Both words, observability and monitoring, are often used interchangeably and without taking care of the difference.

Monitoring

Monitoring is alerting based on known, predefined metrics and log patterns.

Events

Examples of events are:

  • Trigger a minor event when CPU is above 70% for 5 minutes
  • Trigger a major event when partition occupancy reached 90%

Last example threshold could even be improved to consider the partition size as 10% remaining space is obviously not the same for a 1 GB partition (100 MB) and 1 TB (100 GB). Still, it will be predefined.

Logs

An example is “trigger a critical event when OutOfMemory string is found in WebLogic log”.

Both Combined is Monitoring

Combination of events and logs might not be sufficient for the troubleshooting of a new issue never seen before. It might give clues and investigations directions, but expertise will still be required. Based on these new issues, metrics and patterns will evolve to cover new cases.

All these are monitored via an agent sending events to a central server which displays this in dashboards. Nagios, Icinga or Oracle Enterprise Manager are typical tools.

Observability

Tracing

Additionally, to existing metrics and logs parsing, observability adds “tracing”. Tracing, also known as distributed tracing, is an evolved logging for a software. It gives details on what and where is the bug or performance issue. Software developer needs to instrument the application for tracing to work. Opentelemetry is a must for that need. Depending on the coding language, there are also “automatic” tracing possibilities.

Logs Management Improvements

Logs have existed since computer exist. With the increase in complexity, like micro-services architecture, and system elasticity (scale up and down), going to a server and tail a log is not the most efficient way of working. The new way is to centralize and aggregate logs in one place which will make troubleshooting easier. Examples of agents, aka. log exporter, are Filebeat or Fluentd. Example for centralizer is Elasticsearch for storing and Kibana for searching and displaying.

Metrics

For metrics, you usually need an exporter like the one I described in my “monitoring with Prometheus” blog series. It exposes metrics via http protocol and Prometheus server will pull them periodically. It is possible to use push method for short-lived processes like batches.

Prometheus has two main features:

  • Storage within a time series database
  • Alerting

It also offers dashboard possibilities, but Grafana is often preferred as it has a very wide variety of panels.
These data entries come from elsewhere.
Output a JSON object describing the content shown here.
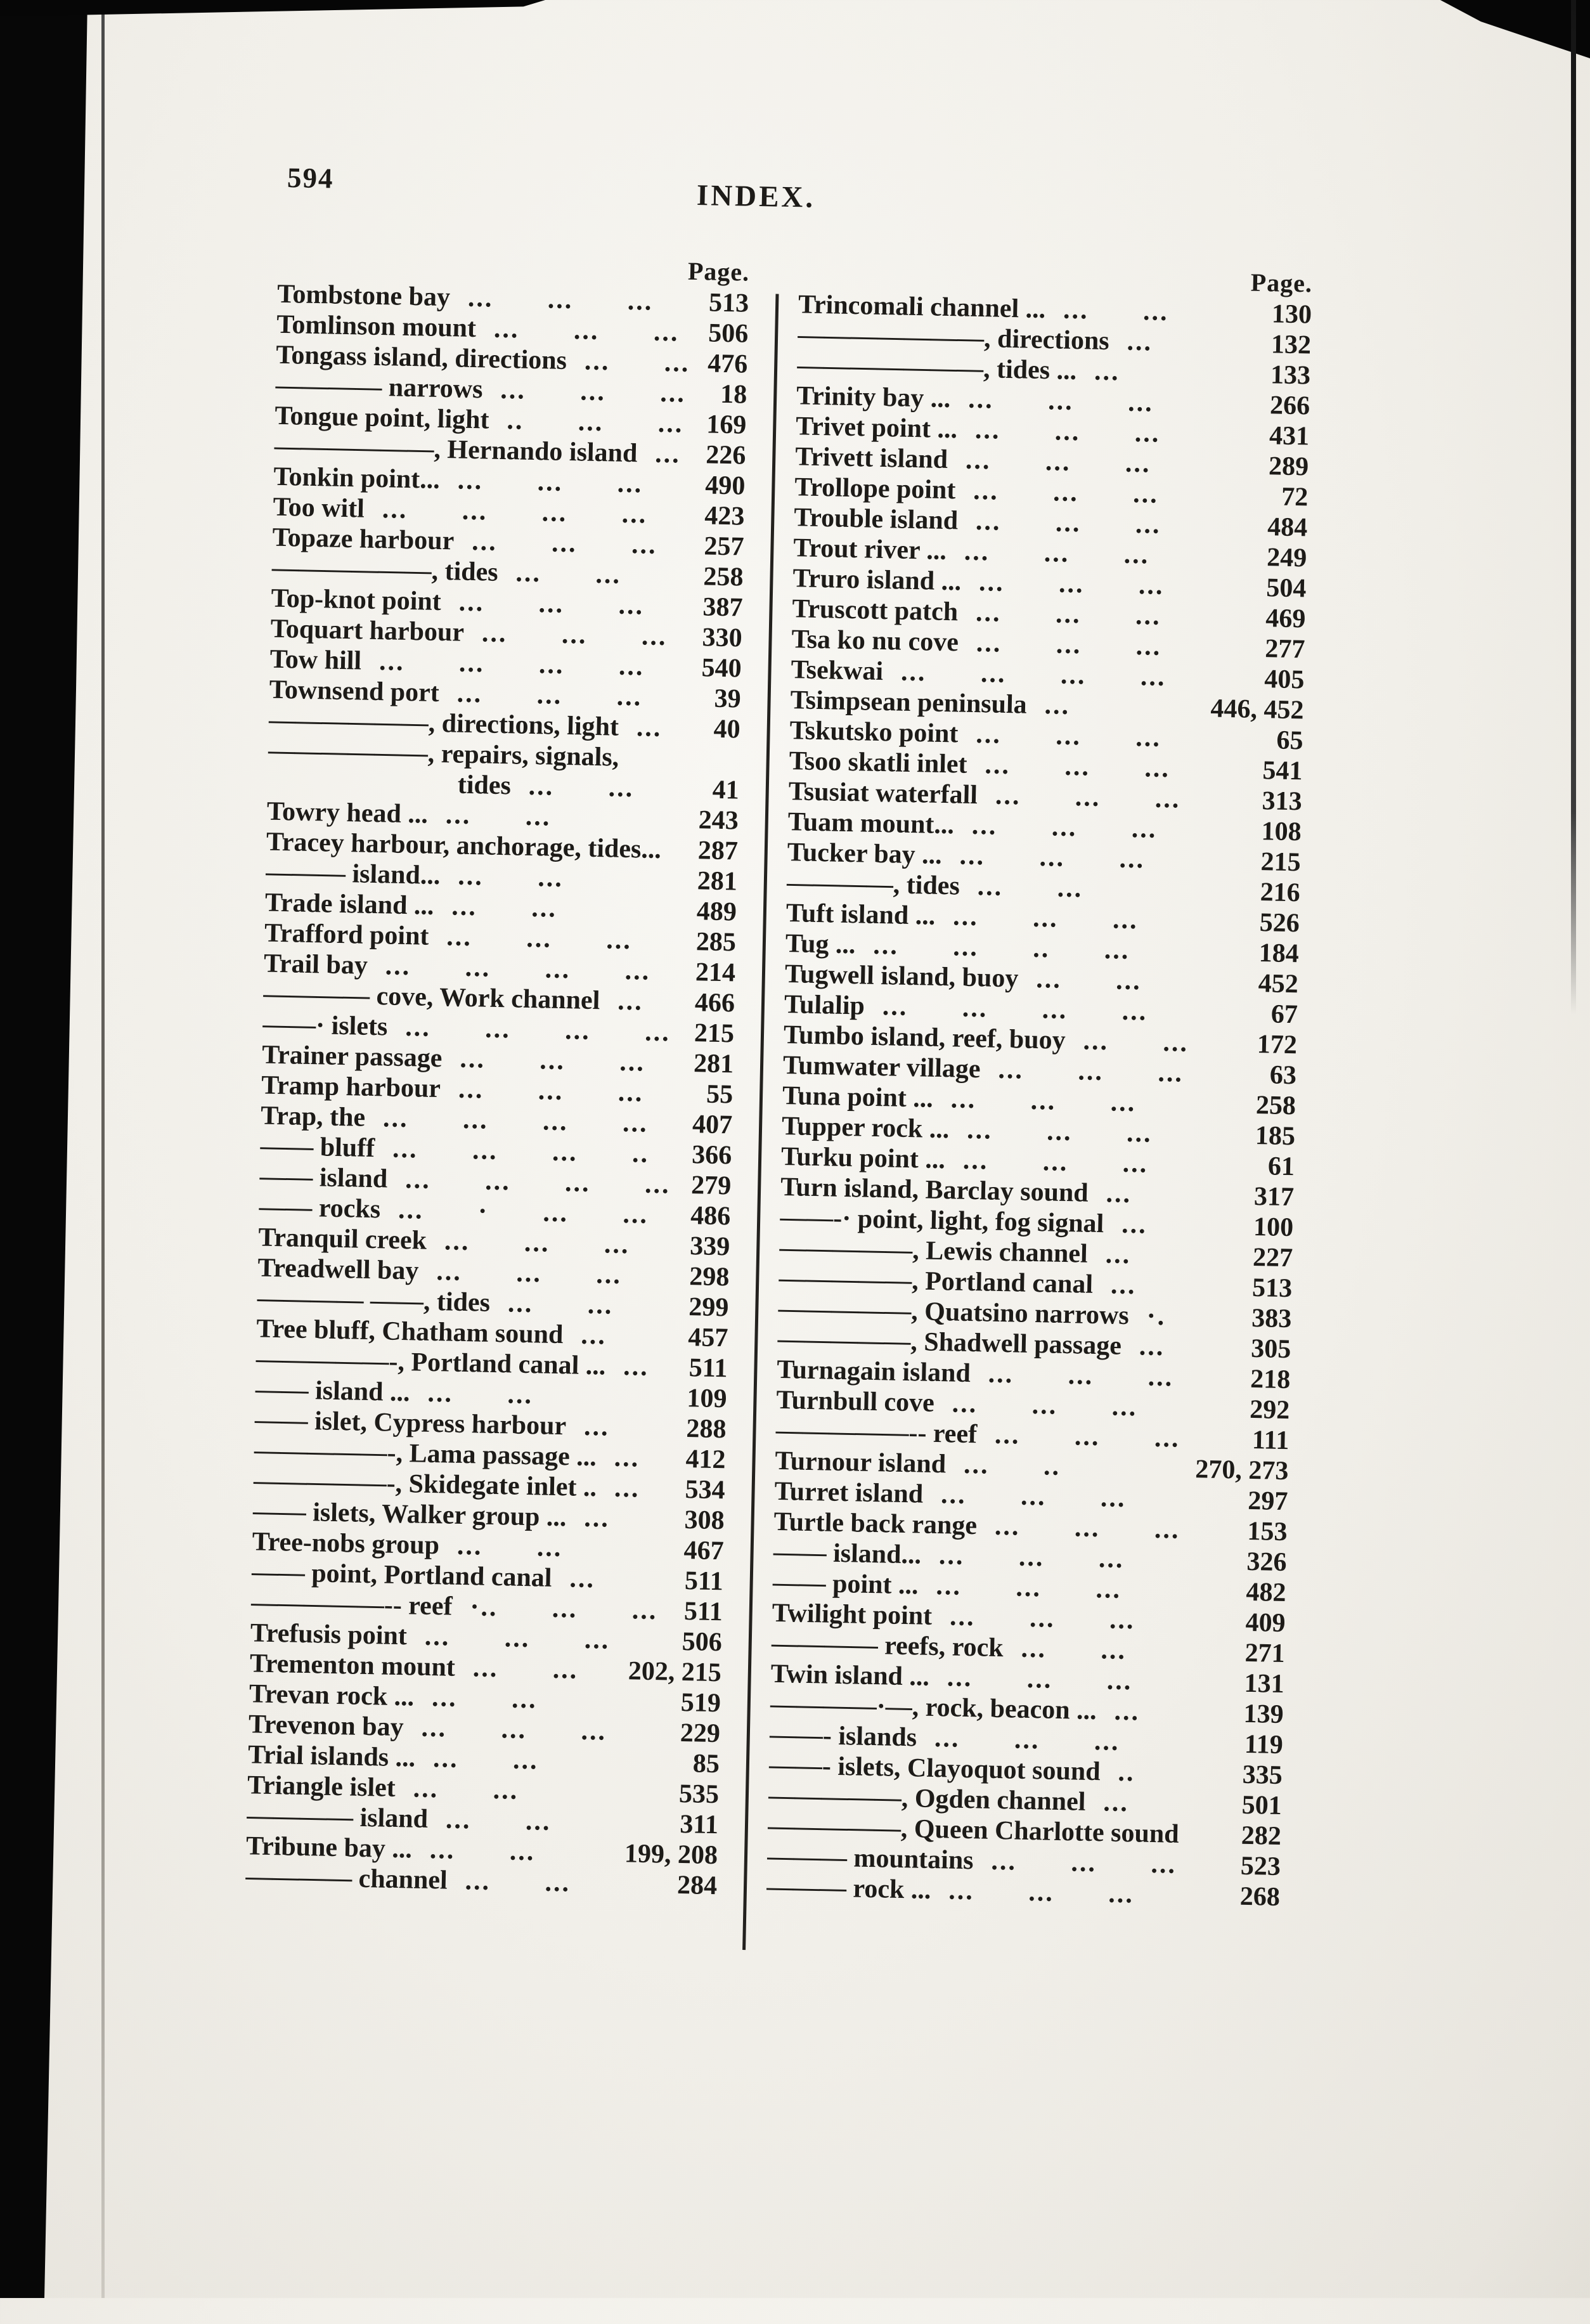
{
  "page": {
    "folio": "594",
    "title": "INDEX.",
    "col_header": "Page."
  },
  "left_column": {
    "entries": [
      {
        "label": "Tombstone bay",
        "dots": "... ... ...",
        "page": "513"
      },
      {
        "label": "Tomlinson mount",
        "dots": "... ... ...",
        "page": "506"
      },
      {
        "label": "Tongass island, directions",
        "dots": "... ...",
        "page": "476"
      },
      {
        "label": "———— narrows",
        "dots": "... ... ...",
        "page": "18"
      },
      {
        "label": "Tongue point, light",
        "dots": ".. ... ...",
        "page": "169"
      },
      {
        "label": "——————, Hernando island",
        "dots": "...",
        "page": "226"
      },
      {
        "label": "Tonkin point...",
        "dots": "... ... ...",
        "page": "490"
      },
      {
        "label": "Too witl",
        "dots": "... ... ... ...",
        "page": "423"
      },
      {
        "label": "Topaze harbour",
        "dots": "... ... ...",
        "page": "257"
      },
      {
        "label": "——————, tides",
        "dots": "... ...",
        "page": "258"
      },
      {
        "label": "Top-knot point",
        "dots": "... ... ...",
        "page": "387"
      },
      {
        "label": "Toquart harbour",
        "dots": "... ... ...",
        "page": "330"
      },
      {
        "label": "Tow hill",
        "dots": "... ... ... ...",
        "page": "540"
      },
      {
        "label": "Townsend port",
        "dots": "... ... ...",
        "page": "39"
      },
      {
        "label": "——————, directions, light",
        "dots": "...",
        "page": "40"
      },
      {
        "label": "——————, repairs, signals,",
        "dots": "",
        "page": ""
      },
      {
        "label": "tides",
        "dots": "... ...",
        "page": "41",
        "indent": true
      },
      {
        "label": "Towry head ...",
        "dots": "... ...",
        "page": "243"
      },
      {
        "label": "Tracey harbour, anchorage, tides...",
        "dots": "",
        "page": "287"
      },
      {
        "label": "——— island...",
        "dots": "... ...",
        "page": "281"
      },
      {
        "label": "Trade island ...",
        "dots": "... ...",
        "page": "489"
      },
      {
        "label": "Trafford point",
        "dots": "... ... ...",
        "page": "285"
      },
      {
        "label": "Trail bay",
        "dots": "... ... ... ...",
        "page": "214"
      },
      {
        "label": "———— cove, Work channel",
        "dots": "...",
        "page": "466"
      },
      {
        "label": "——· islets",
        "dots": "... ... ... ...",
        "page": "215"
      },
      {
        "label": "Trainer passage",
        "dots": "... ... ...",
        "page": "281"
      },
      {
        "label": "Tramp harbour",
        "dots": "... ... ...",
        "page": "55"
      },
      {
        "label": "Trap, the",
        "dots": "... ... ... ...",
        "page": "407"
      },
      {
        "label": "—— bluff",
        "dots": "... ... ... ..",
        "page": "366"
      },
      {
        "label": "—— island",
        "dots": "... ... ... ...",
        "page": "279"
      },
      {
        "label": "—— rocks",
        "dots": "... · ... ...",
        "page": "486"
      },
      {
        "label": "Tranquil creek",
        "dots": "... ... ...",
        "page": "339"
      },
      {
        "label": "Treadwell bay",
        "dots": "... ... ...",
        "page": "298"
      },
      {
        "label": "———— ——, tides",
        "dots": "... ...",
        "page": "299"
      },
      {
        "label": "Tree bluff, Chatham sound",
        "dots": "...",
        "page": "457"
      },
      {
        "label": "—————-, Portland canal ...",
        "dots": "...",
        "page": "511"
      },
      {
        "label": "—— island ...",
        "dots": "... ...",
        "page": "109"
      },
      {
        "label": "—— islet, Cypress harbour",
        "dots": "...",
        "page": "288"
      },
      {
        "label": "—————-, Lama passage ...",
        "dots": "...",
        "page": "412"
      },
      {
        "label": "—————-, Skidegate inlet ..",
        "dots": "...",
        "page": "534"
      },
      {
        "label": "—— islets, Walker group ...",
        "dots": "...",
        "page": "308"
      },
      {
        "label": "Tree-nobs group",
        "dots": "... ...",
        "page": "467"
      },
      {
        "label": "—— point, Portland canal",
        "dots": "...",
        "page": "511"
      },
      {
        "label": "—————-- reef",
        "dots": "·.. ... ...",
        "page": "511"
      },
      {
        "label": "Trefusis point",
        "dots": "... ... ...",
        "page": "506"
      },
      {
        "label": "Trementon mount",
        "dots": "... ...",
        "page": "202, 215"
      },
      {
        "label": "Trevan rock ...",
        "dots": "... ...",
        "page": "519"
      },
      {
        "label": "Trevenon bay",
        "dots": "... ... ...",
        "page": "229"
      },
      {
        "label": "Trial islands ...",
        "dots": "... ...",
        "page": "85"
      },
      {
        "label": "Triangle islet",
        "dots": "... ...",
        "page": "535"
      },
      {
        "label": "———— island",
        "dots": "... ...",
        "page": "311"
      },
      {
        "label": "Tribune bay ...",
        "dots": "... ...",
        "page": "199, 208"
      },
      {
        "label": "———— channel",
        "dots": "... ...",
        "page": "284"
      }
    ]
  },
  "right_column": {
    "entries": [
      {
        "label": "Trincomali channel ...",
        "dots": "... ...",
        "page": "130"
      },
      {
        "label": "———————, directions",
        "dots": "...",
        "page": "132"
      },
      {
        "label": "———————, tides ...",
        "dots": "...",
        "page": "133"
      },
      {
        "label": "Trinity bay ...",
        "dots": "... ... ...",
        "page": "266"
      },
      {
        "label": "Trivet point ...",
        "dots": "... ... ...",
        "page": "431"
      },
      {
        "label": "Trivett island",
        "dots": "... ... ...",
        "page": "289"
      },
      {
        "label": "Trollope point",
        "dots": "... ... ...",
        "page": "72"
      },
      {
        "label": "Trouble island",
        "dots": "... ... ...",
        "page": "484"
      },
      {
        "label": "Trout river ...",
        "dots": "... ... ...",
        "page": "249"
      },
      {
        "label": "Truro island ...",
        "dots": "... ... ...",
        "page": "504"
      },
      {
        "label": "Truscott patch",
        "dots": "... ... ...",
        "page": "469"
      },
      {
        "label": "Tsa ko nu cove",
        "dots": "... ... ...",
        "page": "277"
      },
      {
        "label": "Tsekwai",
        "dots": "... ... ... ...",
        "page": "405"
      },
      {
        "label": "Tsimpsean peninsula",
        "dots": "...",
        "page": "446, 452"
      },
      {
        "label": "Tskutsko point",
        "dots": "... ... ...",
        "page": "65"
      },
      {
        "label": "Tsoo skatli inlet",
        "dots": "... ... ...",
        "page": "541"
      },
      {
        "label": "Tsusiat waterfall",
        "dots": "... ... ...",
        "page": "313"
      },
      {
        "label": "Tuam mount...",
        "dots": "... ... ...",
        "page": "108"
      },
      {
        "label": "Tucker bay ...",
        "dots": "... ... ...",
        "page": "215"
      },
      {
        "label": "————, tides",
        "dots": "... ...",
        "page": "216"
      },
      {
        "label": "Tuft island ...",
        "dots": "... ... ...",
        "page": "526"
      },
      {
        "label": "Tug ...",
        "dots": "... ... .. ...",
        "page": "184"
      },
      {
        "label": "Tugwell island, buoy",
        "dots": "... ...",
        "page": "452"
      },
      {
        "label": "Tulalip",
        "dots": "... ... ... ...",
        "page": "67"
      },
      {
        "label": "Tumbo island, reef, buoy",
        "dots": "... ...",
        "page": "172"
      },
      {
        "label": "Tumwater village",
        "dots": "... ... ...",
        "page": "63"
      },
      {
        "label": "Tuna point ...",
        "dots": "... ... ...",
        "page": "258"
      },
      {
        "label": "Tupper rock ...",
        "dots": "... ... ...",
        "page": "185"
      },
      {
        "label": "Turku point ...",
        "dots": "... ... ...",
        "page": "61"
      },
      {
        "label": "Turn island, Barclay sound",
        "dots": "...",
        "page": "317"
      },
      {
        "label": "——-· point, light, fog signal",
        "dots": "...",
        "page": "100"
      },
      {
        "label": "—————, Lewis channel",
        "dots": "...",
        "page": "227"
      },
      {
        "label": "—————, Portland canal",
        "dots": "...",
        "page": "513"
      },
      {
        "label": "—————, Quatsino narrows",
        "dots": "·.",
        "page": "383"
      },
      {
        "label": "—————, Shadwell passage",
        "dots": "...",
        "page": "305"
      },
      {
        "label": "Turnagain island",
        "dots": "... ... ...",
        "page": "218"
      },
      {
        "label": "Turnbull cove",
        "dots": "... ... ...",
        "page": "292"
      },
      {
        "label": "—————-- reef",
        "dots": "... ... ...",
        "page": "111"
      },
      {
        "label": "Turnour island",
        "dots": "... ..",
        "page": "270, 273"
      },
      {
        "label": "Turret island",
        "dots": "... ... ...",
        "page": "297"
      },
      {
        "label": "Turtle back range",
        "dots": "... ... ...",
        "page": "153"
      },
      {
        "label": "—— island...",
        "dots": "... ... ...",
        "page": "326"
      },
      {
        "label": "—— point ...",
        "dots": "... ... ...",
        "page": "482"
      },
      {
        "label": "Twilight point",
        "dots": "... ... ...",
        "page": "409"
      },
      {
        "label": "———— reefs, rock",
        "dots": "... ...",
        "page": "271"
      },
      {
        "label": "Twin island ...",
        "dots": "... ... ...",
        "page": "131"
      },
      {
        "label": "————·—, rock, beacon ...",
        "dots": "...",
        "page": "139"
      },
      {
        "label": "——- islands",
        "dots": "... ... ...",
        "page": "119"
      },
      {
        "label": "——- islets, Clayoquot sound",
        "dots": "..",
        "page": "335"
      },
      {
        "label": "—————, Ogden channel",
        "dots": "...",
        "page": "501"
      },
      {
        "label": "—————, Queen Charlotte sound",
        "dots": "",
        "page": "282"
      },
      {
        "label": "——— mountains",
        "dots": "... ... ...",
        "page": "523"
      },
      {
        "label": "——— rock ...",
        "dots": "... ... ...",
        "page": "268"
      }
    ]
  }
}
Digital Customer Experience

Something that brings observability even a step further is the customer experience monitoring. In other words, gather metrics and information directly from users (for example, web browsers).

Not only does it give awareness on how users view the application, but it can also help prioritizing where performances optimization matters the most.

The Future: AI Ops

With all these metrics, logs, events, one may become overwhelmed. Machine Learning will be able to help find patterns in this big amount of data on burning incident as well as proactively even before it happens.

Dynatrace, New Relic and DataDog are two important actors for AiOps as well as fully featured monitoring solutions on SaaS or, better said, MaaS for Monitoring as a Service.